Nel suo tentativo di aggregare una maggioranza parlamentare, Wilders spera di contare sull’appoggio del Movimento Civico-Contadino (BBB), che ha conquistato sette seggi. Questa forza politica è nata nel 2019 su istanze di destra radicale e intorno alla protesta dei farmer olandesi quando il governo, per ottemperare alla sentenza di un tribunale sulla riduzione delle emissioni di azoto, voleva chiudere numerose aziende agricole.

Anche se non dovesse governare, già la vittoria di Wilders ha galvanizzato i colleghi di alcuni Paesi, da Matteo Salvini della Lega a Marine Le Pen del Rassemblement National (RN). La storica leader dell’estrema destra francese ha inoltre il vento in poppa nei sondaggi e il suo partito stacca di parecchi punti – 28 per cento contro 19 per cento – quello del presidente Emmanuel Macron, Rinascimento.

Qui cominciano a intravedersi i primi rischi in vista delle elezioni dell’Europarlamento del giugno prossimo. E se da un lato l’abilità politica e il cinismo del premier spagnolo Pedro Sanchez hanno scongiurato l’avvento di una coalizione tra Partito popolare (PP) e l’estrema destra di Vox, dall’altro ci sono sondaggi sempre preoccupanti che provengono dalla Germania.

Qui i nazional-populisti di Alternative fuer Deutschland (AfD) sono ormai da sei mesi il secondo partito del Paese con il 22% dei consensi: davanti a tutti e tre i partiti che compongono la coalizione di Governo (socialdemocratici, verdi e liberali) e dietro soltanto alla CDU/CSU. Inoltre AfD non è soltanto un fenomeno locale, di forte radicamento nei Laender orientali, ma una forza politica in grado di avere un’importante rappresentanza anche a Ovest: alle ultime elezioni in Assia è finita al secondo posto e in Baviera al terzo.

Il rischio lo ha ben sintetizzato Stéphane Sejourné, leader de Renew Europe, il gruppo centrista che all’Europarlamento, con 110 seggi, rappresenta attualmente l’ago della bilancia. Se la maggioranza europeista formata da Popolari, Socialisti & Democratici e Renew Europe dovesse ottenere meno del 50% dei seggi al voto del 6-9 giugno prossimi, allora la Ue potrebbe davvero trovarsi in una fase di paralisi istituzionale.

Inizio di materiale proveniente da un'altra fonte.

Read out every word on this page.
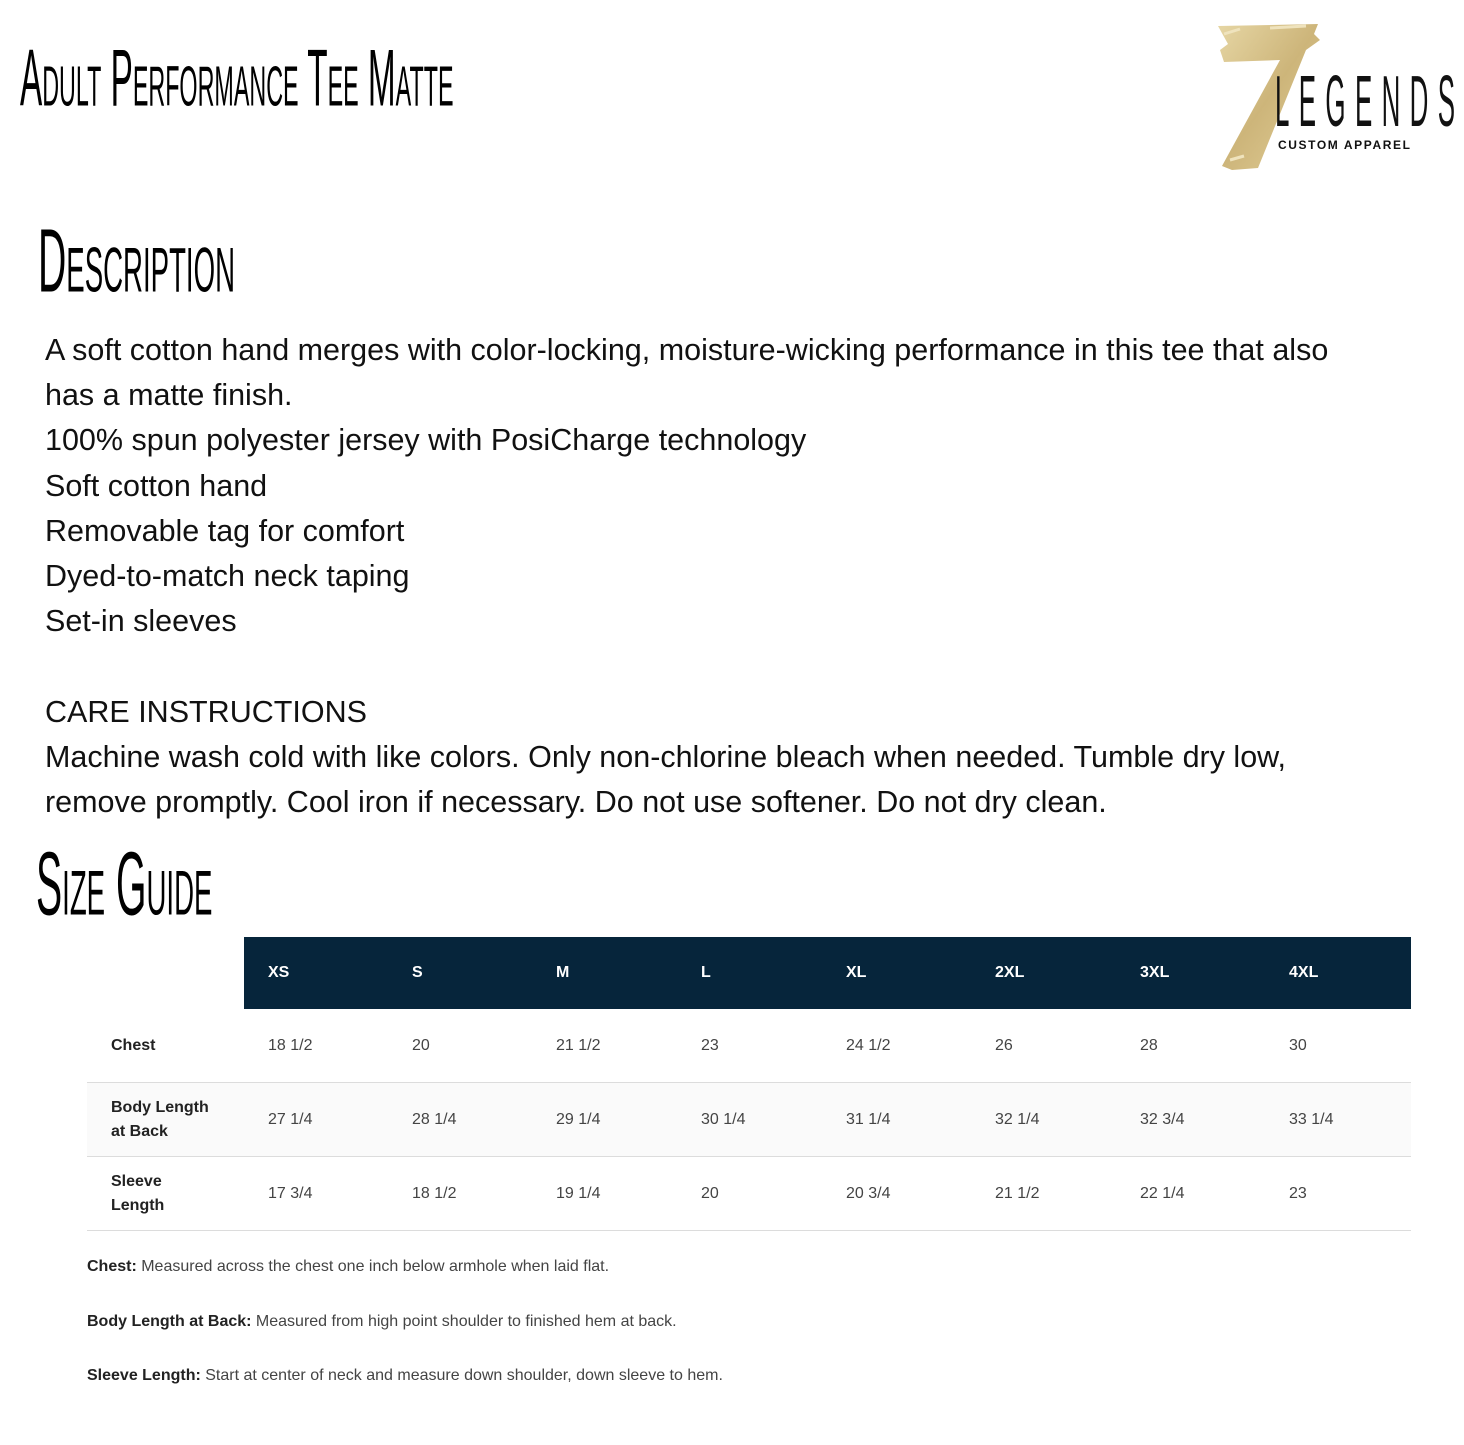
Adult Performance Tee Matte	LEGENDS
CUSTOM APPAREL
Description

A soft cotton hand merges with color-locking, moisture-wicking performance in this tee that also has a matte finish.

100% spun polyester jersey with PosiCharge technology

Soft cotton hand

Removable tag for comfort

Dyed-to-match neck taping

Set-in sleeves

CARE INSTRUCTIONS

Machine wash cold with like colors. Only non-chlorine bleach when needed. Tumble dry low, remove promptly. Cool iron if necessary. Do not use softener. Do not dry clean.

Size Guide
	XS	S	M	L	XL	2XL	3XL	4XL
Chest	18 1/2	20	21 1/2	23	24 1/2	26	28	30
Body Length at Back	27 1/4	28 1/4	29 1/4	30 1/4	31 1/4	32 1/4	32 3/4	33 1/4
Sleeve Length	17 3/4	18 1/2	19 1/4	20	20 3/4	21 1/2	22 1/4	23
Chest: Measured across the chest one inch below armhole when laid flat.
Body Length at Back: Measured from high point shoulder to finished hem at back.
Sleeve Length: Start at center of neck and measure down shoulder, down sleeve to hem.
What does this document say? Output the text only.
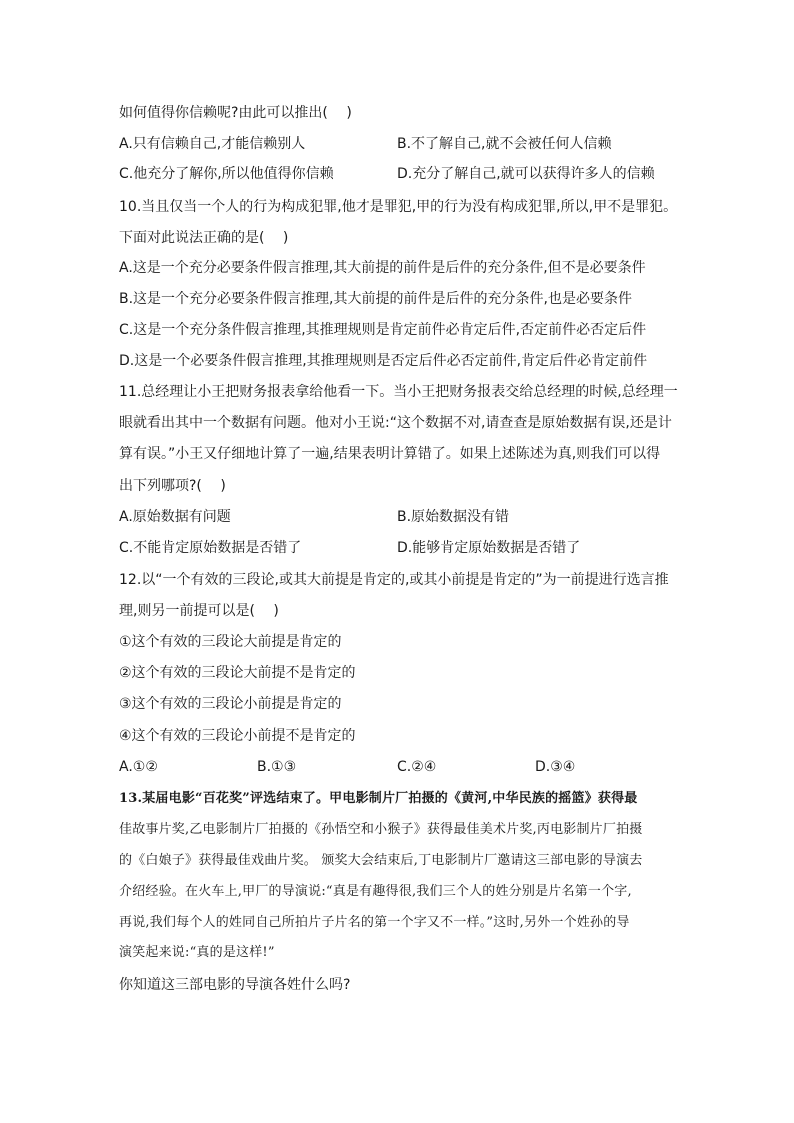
如何值得你信赖呢?由此可以推出(　 )
A.只有信赖自己,才能信赖别人	B.不了解自己,就不会被任何人信赖
C.他充分了解你,所以他值得你信赖	D.充分了解自己,就可以获得许多人的信赖
10.当且仅当一个人的行为构成犯罪,他才是罪犯,甲的行为没有构成犯罪,所以,甲不是罪犯。
下面对此说法正确的是(　 )
A.这是一个充分必要条件假言推理,其大前提的前件是后件的充分条件,但不是必要条件
B.这是一个充分必要条件假言推理,其大前提的前件是后件的充分条件,也是必要条件
C.这是一个充分条件假言推理,其推理规则是肯定前件必肯定后件,否定前件必否定后件
D.这是一个必要条件假言推理,其推理规则是否定后件必否定前件,肯定后件必肯定前件
11.总经理让小王把财务报表拿给他看一下。当小王把财务报表交给总经理的时候,总经理一
眼就看出其中一个数据有问题。他对小王说:“这个数据不对,请查查是原始数据有误,还是计
算有误。”小王又仔细地计算了一遍,结果表明计算错了。如果上述陈述为真,则我们可以得
出下列哪项?(　 )
A.原始数据有问题	B.原始数据没有错
C.不能肯定原始数据是否错了	D.能够肯定原始数据是否错了
12.以“一个有效的三段论,或其大前提是肯定的,或其小前提是肯定的”为一前提进行选言推
理,则另一前提可以是(　 )
①这个有效的三段论大前提是肯定的
②这个有效的三段论大前提不是肯定的
③这个有效的三段论小前提是肯定的
④这个有效的三段论小前提不是肯定的
A.①②	B.①③	C.②④	D.③④
13.某届电影“百花奖”评选结束了。甲电影制片厂拍摄的《黄河,中华民族的摇篮》获得最
佳故事片奖,乙电影制片厂拍摄的《孙悟空和小猴子》获得最佳美术片奖,丙电影制片厂拍摄
的《白娘子》获得最佳戏曲片奖。 颁奖大会结束后,丁电影制片厂邀请这三部电影的导演去
介绍经验。在火车上,甲厂的导演说:“真是有趣得很,我们三个人的姓分别是片名第一个字,
再说,我们每个人的姓同自己所拍片子片名的第一个字又不一样。”这时,另外一个姓孙的导
演笑起来说:“真的是这样!”
你知道这三部电影的导演各姓什么吗?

Le forze della destra radicale potrebbero costituire una minoranza di blocco nel momento in cui i Ventisette saranno chiamati a decidere il nuovo assetto istituzionale per permettere ulteriori allargamenti facendo leva sempre più spesso sul voto a maggioranza qualificata, ad esempio in politica estera.

Per fortuna in Polonia la vittoria non è andata agli ultraconservatori di Legge & Giustizia (PiS) e si aspetta il conferimento dell’incarico al capofila della coalizione di centro-sinistra, Donald Tusk, che ha i numeri per comporre una maggioranza parlamentare. L’incarico però tarda ad arrivare perché il presidente polacco Andrzej Duda, che appartiene al PiS, se la sta prendendo assai comoda. L’estrema destra quando va al potere sa come restarci a lungo e resistere anche quando è sconfitta.